The Oklahoma State Board of Education on Thursday approved a $3.92 billion budget request for the 2025 fiscal year, slightly less than the agency's current funding level. (Photo by Brent Fuchs/For Oklahoma Voice)
OKLAHOMA CITY — The Oklahoma State Board of Education on Thursday made a rare request for a budget cut next year.
The budget request on its face shows a $47 million reduction but most of the decrease comes from how pilot program expenditures are calculated over three years.
State Superintendent Ryan Walters proposed $4.2 million in true cuts to the agency.
The state Board of Education unanimously approved Walters’ $3.92 billion budget request during a meeting Thursday. State lawmakers will consider it in the 2024 legislative session when deciding the final state budget.

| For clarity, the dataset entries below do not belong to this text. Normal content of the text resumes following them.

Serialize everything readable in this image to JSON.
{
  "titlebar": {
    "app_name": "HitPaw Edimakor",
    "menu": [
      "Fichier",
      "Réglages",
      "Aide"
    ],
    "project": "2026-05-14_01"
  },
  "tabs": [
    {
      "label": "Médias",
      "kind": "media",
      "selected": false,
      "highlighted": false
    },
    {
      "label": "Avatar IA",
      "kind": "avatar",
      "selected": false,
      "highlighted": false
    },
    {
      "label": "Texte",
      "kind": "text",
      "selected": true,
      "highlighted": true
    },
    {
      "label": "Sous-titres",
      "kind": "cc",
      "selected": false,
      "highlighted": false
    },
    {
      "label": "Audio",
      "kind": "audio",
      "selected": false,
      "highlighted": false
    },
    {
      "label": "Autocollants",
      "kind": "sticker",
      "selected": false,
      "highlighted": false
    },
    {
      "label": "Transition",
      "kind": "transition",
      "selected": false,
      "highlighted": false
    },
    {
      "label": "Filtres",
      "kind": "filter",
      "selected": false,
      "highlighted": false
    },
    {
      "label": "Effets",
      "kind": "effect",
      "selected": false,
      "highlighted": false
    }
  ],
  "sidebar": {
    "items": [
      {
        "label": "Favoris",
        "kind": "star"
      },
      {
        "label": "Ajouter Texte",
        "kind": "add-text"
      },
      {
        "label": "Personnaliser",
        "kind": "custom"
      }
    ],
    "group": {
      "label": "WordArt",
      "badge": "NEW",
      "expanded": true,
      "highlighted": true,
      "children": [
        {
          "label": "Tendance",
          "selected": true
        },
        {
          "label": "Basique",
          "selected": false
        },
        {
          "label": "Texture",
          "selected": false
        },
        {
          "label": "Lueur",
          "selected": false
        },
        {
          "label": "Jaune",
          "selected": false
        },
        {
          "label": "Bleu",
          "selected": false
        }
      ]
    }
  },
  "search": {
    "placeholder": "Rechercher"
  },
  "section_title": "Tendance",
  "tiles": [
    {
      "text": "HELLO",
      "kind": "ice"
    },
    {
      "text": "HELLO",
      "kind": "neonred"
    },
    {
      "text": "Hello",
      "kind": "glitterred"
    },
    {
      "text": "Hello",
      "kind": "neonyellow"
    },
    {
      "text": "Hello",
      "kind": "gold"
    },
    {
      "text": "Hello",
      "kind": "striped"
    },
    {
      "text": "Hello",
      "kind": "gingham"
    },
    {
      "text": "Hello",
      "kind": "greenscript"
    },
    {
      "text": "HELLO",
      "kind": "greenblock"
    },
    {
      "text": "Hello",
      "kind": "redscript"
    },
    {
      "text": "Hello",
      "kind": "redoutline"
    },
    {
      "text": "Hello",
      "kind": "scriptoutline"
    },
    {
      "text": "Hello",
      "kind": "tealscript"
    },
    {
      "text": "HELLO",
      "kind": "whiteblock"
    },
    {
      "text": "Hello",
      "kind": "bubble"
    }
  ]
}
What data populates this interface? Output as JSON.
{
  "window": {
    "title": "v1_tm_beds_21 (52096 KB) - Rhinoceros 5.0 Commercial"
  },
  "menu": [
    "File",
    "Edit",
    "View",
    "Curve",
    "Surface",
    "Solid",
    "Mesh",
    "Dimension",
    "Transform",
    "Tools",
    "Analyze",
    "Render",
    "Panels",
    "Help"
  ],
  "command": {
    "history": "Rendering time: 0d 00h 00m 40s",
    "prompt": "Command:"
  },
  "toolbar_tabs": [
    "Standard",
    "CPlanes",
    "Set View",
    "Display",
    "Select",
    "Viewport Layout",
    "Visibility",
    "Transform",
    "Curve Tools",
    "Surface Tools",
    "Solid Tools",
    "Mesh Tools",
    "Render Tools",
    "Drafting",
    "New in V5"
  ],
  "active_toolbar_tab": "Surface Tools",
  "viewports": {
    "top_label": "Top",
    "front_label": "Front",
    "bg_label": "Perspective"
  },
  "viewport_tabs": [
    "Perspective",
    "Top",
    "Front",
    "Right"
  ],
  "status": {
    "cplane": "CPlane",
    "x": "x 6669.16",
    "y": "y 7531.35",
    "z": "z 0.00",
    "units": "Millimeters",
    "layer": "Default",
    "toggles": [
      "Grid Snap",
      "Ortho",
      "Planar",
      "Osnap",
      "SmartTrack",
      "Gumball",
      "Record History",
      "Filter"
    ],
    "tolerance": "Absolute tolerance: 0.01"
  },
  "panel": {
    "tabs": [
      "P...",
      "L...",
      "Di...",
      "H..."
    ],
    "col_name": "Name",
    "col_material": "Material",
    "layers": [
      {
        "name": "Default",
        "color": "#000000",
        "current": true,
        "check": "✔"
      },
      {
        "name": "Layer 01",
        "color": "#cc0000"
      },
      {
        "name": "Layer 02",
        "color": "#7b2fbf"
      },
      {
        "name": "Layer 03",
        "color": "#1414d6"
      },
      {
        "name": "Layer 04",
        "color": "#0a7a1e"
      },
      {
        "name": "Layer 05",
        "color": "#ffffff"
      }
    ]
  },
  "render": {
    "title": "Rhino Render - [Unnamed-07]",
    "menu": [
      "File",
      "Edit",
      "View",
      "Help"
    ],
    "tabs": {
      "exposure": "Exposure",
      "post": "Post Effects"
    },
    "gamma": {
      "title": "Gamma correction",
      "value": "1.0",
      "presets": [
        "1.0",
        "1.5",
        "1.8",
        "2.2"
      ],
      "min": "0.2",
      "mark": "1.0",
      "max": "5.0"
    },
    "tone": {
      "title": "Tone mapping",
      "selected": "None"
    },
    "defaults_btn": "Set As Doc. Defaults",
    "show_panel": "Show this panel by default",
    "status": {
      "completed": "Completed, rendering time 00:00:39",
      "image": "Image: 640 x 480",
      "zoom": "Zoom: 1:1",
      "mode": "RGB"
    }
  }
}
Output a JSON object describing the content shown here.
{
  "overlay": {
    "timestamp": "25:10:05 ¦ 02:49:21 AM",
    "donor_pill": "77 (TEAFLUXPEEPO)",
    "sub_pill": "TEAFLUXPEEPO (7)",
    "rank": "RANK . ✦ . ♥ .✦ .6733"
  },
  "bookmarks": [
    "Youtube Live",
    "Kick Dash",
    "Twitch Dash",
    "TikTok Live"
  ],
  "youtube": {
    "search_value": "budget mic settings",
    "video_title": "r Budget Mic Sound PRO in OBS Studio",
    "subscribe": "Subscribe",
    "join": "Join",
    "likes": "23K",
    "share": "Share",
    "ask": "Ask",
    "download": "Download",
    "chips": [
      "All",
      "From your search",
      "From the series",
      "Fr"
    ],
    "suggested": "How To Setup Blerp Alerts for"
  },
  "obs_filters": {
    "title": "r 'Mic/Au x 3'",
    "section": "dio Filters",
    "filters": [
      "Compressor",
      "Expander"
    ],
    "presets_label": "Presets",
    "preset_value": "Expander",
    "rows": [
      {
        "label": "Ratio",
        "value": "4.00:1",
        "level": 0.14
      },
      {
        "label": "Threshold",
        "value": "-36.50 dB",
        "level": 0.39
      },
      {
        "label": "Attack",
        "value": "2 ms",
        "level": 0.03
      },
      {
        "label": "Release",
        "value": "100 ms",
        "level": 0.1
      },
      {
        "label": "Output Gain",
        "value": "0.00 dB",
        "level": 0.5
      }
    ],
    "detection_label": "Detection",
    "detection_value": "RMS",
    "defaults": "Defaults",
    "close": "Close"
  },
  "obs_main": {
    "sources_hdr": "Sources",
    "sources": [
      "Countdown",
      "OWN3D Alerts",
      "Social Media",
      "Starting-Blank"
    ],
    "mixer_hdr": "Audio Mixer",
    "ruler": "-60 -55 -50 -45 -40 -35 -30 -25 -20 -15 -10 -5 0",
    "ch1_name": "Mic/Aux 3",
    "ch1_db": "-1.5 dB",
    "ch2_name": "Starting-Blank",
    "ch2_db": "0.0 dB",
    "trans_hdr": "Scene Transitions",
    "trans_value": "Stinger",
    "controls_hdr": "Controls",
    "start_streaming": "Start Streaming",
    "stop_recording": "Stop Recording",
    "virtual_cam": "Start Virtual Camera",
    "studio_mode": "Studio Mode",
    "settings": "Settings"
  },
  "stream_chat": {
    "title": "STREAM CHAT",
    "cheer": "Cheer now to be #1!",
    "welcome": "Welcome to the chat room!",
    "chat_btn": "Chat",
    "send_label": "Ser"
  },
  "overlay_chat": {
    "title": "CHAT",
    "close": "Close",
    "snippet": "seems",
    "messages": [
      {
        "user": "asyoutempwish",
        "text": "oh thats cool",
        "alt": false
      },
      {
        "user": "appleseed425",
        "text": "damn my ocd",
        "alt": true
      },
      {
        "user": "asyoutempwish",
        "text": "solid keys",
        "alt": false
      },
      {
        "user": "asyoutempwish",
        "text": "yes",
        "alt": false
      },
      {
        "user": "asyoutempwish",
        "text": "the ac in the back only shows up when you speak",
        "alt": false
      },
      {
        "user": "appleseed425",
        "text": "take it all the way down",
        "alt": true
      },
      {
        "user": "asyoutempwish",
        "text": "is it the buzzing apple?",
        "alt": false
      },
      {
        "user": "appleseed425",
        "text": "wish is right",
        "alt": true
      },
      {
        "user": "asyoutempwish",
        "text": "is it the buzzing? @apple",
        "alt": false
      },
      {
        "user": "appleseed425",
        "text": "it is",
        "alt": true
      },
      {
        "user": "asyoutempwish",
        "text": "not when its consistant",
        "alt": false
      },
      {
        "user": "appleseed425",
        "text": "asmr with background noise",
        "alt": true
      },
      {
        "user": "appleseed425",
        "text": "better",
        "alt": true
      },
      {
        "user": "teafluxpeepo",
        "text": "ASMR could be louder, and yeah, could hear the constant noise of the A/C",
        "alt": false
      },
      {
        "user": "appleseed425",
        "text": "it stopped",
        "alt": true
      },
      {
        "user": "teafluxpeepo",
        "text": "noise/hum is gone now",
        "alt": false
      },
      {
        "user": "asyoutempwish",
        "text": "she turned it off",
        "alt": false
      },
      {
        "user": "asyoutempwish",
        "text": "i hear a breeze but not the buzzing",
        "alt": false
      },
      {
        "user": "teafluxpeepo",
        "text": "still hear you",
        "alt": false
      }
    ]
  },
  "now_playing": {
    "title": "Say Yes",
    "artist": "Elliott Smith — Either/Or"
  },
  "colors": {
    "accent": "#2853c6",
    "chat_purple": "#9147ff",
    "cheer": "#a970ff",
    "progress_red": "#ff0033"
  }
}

The primary source of public school state funding, the $2.96 billion that flows through the education funding formula, won’t be affected, budget documents show.
Walters said he intends to keep classroom funding and new investments from the state Legislature the same while eliminating other items from the Oklahoma State Department of Education’s annual budget.
He cited inflation as a reason for reducing the agency’s budget.
“What we’re going to continue to do is to keep flat the investment in the classroom, but what we’re not going to do is just to continue to ask for more money every single year,” Walters said. “Money doesn’t equal results. It matters how you spend the money.”
Walters also proposed a new “Back to Basics” initiative that would set aside $60.55 million in agency funds to recruit tutors and to train teachers in reading, math and civics education. It would provide $2,000 to $5,000 bonuses for teachers and tutors who drive growth in reading and math scores.
Civics training could involve resources from the conservative media entity PragerU and other partnerships, Walters said.
The initiative also would offer $10 million in signing bonuses to 350 new math and reading teachers. Each could receive $25,000 if they commit to work five years in an Oklahoma school.
The agency created a similar signing bonus program this year that attracted about 530 new certified teachers.
Copies of budget documents that state board members reviewed before voting on the request specify only four line items with reduced funding, worth $4.2 million.
Oklahoma Teach for America’s $2 million budget would be eliminated under Walters’ proposal. The program has placed recent college graduates in low-income and underserved Oklahoma schools since 2009, but the number of annual placements has gradually declined over the past decade.
The budget would eliminate another $2 million by removing all funding for the online learning programs Imagine Math and Imagine Reading.
Funds dedicated to bonuses for teachers who become National Board Certified would decrease by $220,000, reducing the money available to $250,000.
“We appreciate the direction of funds in education, but we’re not just going to come back in and beat that number every year and come up with programs that we don’t feel like there’s (return on investment) on,” Walters said.